The lignin-degrading soil bacterium Rhodococcus jostii RHA1 contains two genes encoding DyP-type peroxidases. Based on phylogenetic studies, the enzymes were classified as DypA, which carries a TAT sequence, and DypB, which carries a C-terminal sequence predicted to target it to an icosahedral protein nanocompartment. Consistent with other DyPs, DypA showed 6-fold greater apparent specificity for the anthraquinone dye Reactive Blue 4 (kcat/Km = 12,800 ± 600 M⁻¹1s⁻¹) than either ABTS or pyrogallol. By contrast, DypB showed greatest apparent specificity for ABTS (kcat/Km = 2000 ± 100 M⁻¹s⁻¹) and also oxidized Mn(II) (kcat/Km = 25.1 ± 0.1 M⁻¹s⁻¹).

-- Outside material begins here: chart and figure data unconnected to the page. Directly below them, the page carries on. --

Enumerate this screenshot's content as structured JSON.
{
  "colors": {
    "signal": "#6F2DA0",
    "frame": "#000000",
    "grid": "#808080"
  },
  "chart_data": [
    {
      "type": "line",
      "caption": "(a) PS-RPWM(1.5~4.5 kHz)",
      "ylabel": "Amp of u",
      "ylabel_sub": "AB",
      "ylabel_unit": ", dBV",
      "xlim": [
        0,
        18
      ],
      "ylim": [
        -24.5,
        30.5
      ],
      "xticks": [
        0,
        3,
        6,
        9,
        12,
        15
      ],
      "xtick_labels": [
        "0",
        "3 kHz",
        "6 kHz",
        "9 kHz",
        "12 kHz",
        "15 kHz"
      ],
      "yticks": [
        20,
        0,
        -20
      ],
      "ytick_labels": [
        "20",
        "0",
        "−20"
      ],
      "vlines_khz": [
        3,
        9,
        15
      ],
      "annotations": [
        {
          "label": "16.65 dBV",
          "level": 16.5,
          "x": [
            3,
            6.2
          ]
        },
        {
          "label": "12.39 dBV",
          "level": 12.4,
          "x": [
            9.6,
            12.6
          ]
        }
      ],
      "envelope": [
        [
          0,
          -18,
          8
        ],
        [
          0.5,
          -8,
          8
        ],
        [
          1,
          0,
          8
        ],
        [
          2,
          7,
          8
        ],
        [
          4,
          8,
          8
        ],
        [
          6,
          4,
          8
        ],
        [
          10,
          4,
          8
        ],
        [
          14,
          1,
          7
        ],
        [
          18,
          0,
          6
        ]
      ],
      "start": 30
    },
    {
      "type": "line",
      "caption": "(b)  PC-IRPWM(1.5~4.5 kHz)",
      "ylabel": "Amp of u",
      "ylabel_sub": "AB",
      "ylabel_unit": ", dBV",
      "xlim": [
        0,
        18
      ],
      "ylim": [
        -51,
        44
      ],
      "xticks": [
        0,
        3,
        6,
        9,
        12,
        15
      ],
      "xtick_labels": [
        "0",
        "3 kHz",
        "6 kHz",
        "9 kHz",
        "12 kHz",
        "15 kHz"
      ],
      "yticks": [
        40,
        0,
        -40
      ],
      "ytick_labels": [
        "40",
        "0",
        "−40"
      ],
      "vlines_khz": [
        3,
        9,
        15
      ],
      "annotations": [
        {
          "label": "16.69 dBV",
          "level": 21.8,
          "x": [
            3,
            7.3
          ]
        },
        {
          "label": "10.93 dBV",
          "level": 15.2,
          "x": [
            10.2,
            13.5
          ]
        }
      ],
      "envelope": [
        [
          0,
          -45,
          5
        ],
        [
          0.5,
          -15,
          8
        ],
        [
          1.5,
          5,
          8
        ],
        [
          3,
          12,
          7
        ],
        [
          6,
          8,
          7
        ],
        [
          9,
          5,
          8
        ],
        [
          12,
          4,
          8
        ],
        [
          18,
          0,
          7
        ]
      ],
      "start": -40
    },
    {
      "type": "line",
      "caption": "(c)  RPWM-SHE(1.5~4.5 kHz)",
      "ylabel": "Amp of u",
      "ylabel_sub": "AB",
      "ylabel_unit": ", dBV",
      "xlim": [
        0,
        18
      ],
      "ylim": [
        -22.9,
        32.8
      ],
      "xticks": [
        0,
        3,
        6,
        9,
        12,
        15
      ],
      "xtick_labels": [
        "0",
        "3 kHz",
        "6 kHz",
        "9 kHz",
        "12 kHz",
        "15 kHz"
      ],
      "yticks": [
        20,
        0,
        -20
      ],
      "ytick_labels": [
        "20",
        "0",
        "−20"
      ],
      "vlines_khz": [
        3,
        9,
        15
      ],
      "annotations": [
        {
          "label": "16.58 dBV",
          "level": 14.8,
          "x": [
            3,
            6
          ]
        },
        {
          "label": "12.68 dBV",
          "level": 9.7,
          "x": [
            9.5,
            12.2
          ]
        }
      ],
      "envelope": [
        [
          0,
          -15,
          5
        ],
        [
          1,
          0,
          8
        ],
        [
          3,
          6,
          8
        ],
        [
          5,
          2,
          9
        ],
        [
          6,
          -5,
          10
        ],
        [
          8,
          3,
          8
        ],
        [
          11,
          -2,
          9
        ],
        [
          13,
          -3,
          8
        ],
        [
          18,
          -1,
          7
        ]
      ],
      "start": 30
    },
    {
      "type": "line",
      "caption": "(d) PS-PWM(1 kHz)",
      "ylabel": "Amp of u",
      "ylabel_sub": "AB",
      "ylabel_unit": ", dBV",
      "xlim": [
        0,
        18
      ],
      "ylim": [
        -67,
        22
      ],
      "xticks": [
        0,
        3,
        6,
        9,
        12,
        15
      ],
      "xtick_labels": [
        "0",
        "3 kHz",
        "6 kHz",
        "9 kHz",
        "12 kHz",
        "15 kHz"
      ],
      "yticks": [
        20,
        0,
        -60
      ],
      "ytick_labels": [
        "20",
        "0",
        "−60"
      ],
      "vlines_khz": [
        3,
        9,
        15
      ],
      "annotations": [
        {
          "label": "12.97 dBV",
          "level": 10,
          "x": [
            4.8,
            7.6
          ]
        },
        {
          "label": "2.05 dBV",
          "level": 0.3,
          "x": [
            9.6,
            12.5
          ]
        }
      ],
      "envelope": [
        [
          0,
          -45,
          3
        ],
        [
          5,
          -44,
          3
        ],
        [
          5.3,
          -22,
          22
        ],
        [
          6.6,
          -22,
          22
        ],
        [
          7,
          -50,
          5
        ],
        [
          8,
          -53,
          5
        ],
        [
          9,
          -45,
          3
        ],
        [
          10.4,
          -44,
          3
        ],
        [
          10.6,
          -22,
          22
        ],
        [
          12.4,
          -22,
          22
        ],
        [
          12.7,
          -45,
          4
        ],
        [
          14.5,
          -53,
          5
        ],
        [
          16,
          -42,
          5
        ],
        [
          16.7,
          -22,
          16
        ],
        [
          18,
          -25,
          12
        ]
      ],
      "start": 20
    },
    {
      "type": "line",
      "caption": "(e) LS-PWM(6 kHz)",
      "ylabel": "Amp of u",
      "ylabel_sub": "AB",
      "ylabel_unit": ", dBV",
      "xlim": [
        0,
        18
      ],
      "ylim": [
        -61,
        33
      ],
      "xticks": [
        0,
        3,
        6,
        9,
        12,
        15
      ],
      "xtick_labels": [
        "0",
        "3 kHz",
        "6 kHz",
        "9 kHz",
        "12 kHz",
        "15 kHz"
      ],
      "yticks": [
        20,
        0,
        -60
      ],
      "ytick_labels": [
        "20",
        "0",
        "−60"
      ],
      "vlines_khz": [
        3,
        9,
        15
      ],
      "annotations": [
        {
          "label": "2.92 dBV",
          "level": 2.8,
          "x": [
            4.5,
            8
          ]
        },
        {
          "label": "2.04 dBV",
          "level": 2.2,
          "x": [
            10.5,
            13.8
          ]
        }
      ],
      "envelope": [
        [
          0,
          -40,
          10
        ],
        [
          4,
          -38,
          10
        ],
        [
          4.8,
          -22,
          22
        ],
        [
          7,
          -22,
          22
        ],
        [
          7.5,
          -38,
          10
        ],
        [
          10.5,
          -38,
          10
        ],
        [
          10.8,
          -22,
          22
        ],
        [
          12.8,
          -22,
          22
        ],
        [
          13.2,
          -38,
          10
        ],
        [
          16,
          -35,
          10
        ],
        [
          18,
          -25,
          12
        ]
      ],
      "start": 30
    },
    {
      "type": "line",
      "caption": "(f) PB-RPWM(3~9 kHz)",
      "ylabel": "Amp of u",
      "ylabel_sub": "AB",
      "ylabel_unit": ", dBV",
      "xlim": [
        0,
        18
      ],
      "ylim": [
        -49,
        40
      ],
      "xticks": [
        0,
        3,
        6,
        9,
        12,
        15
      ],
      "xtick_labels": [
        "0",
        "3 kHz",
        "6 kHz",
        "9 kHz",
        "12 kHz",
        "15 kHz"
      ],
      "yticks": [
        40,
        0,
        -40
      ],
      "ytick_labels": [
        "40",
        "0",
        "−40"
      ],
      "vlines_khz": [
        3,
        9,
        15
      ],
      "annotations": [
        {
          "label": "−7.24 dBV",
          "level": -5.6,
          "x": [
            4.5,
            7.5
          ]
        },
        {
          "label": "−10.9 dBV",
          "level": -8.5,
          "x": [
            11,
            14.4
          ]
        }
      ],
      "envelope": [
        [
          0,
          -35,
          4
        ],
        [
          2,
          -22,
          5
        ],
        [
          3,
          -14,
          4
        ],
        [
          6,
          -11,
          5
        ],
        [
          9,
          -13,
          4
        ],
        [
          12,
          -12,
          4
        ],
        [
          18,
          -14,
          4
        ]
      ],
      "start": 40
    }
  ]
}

Herein the x-ray crystal structure of DypB is presented to 1.4 Å resolution, revealing a hexa-coordinated heme molecule and an additional Asn residue in the active site which is unique to DypB. Analysis of the DypB structural surface provides additional contrast to the structure of plant peroxidases, and identifies a potential substrate-binding pocket distal to the heme center. Assay of gene deletion mutants using a colorimetric lignin degradation assay reveals that a ΔdypB mutant shows greatly reduced lignin degradation activity, consistent with a role in lignin breakdown. Recombinant DypB protein also shows activity in the colorimetric assay, which is increased 5-fold in the presence of Mn(II). Overall, the different reactivities of the RHA1 DyPs with reducing substrates and Mn(II) enhanced ligninolytic activity of DypB have important implications for biotechnological applications.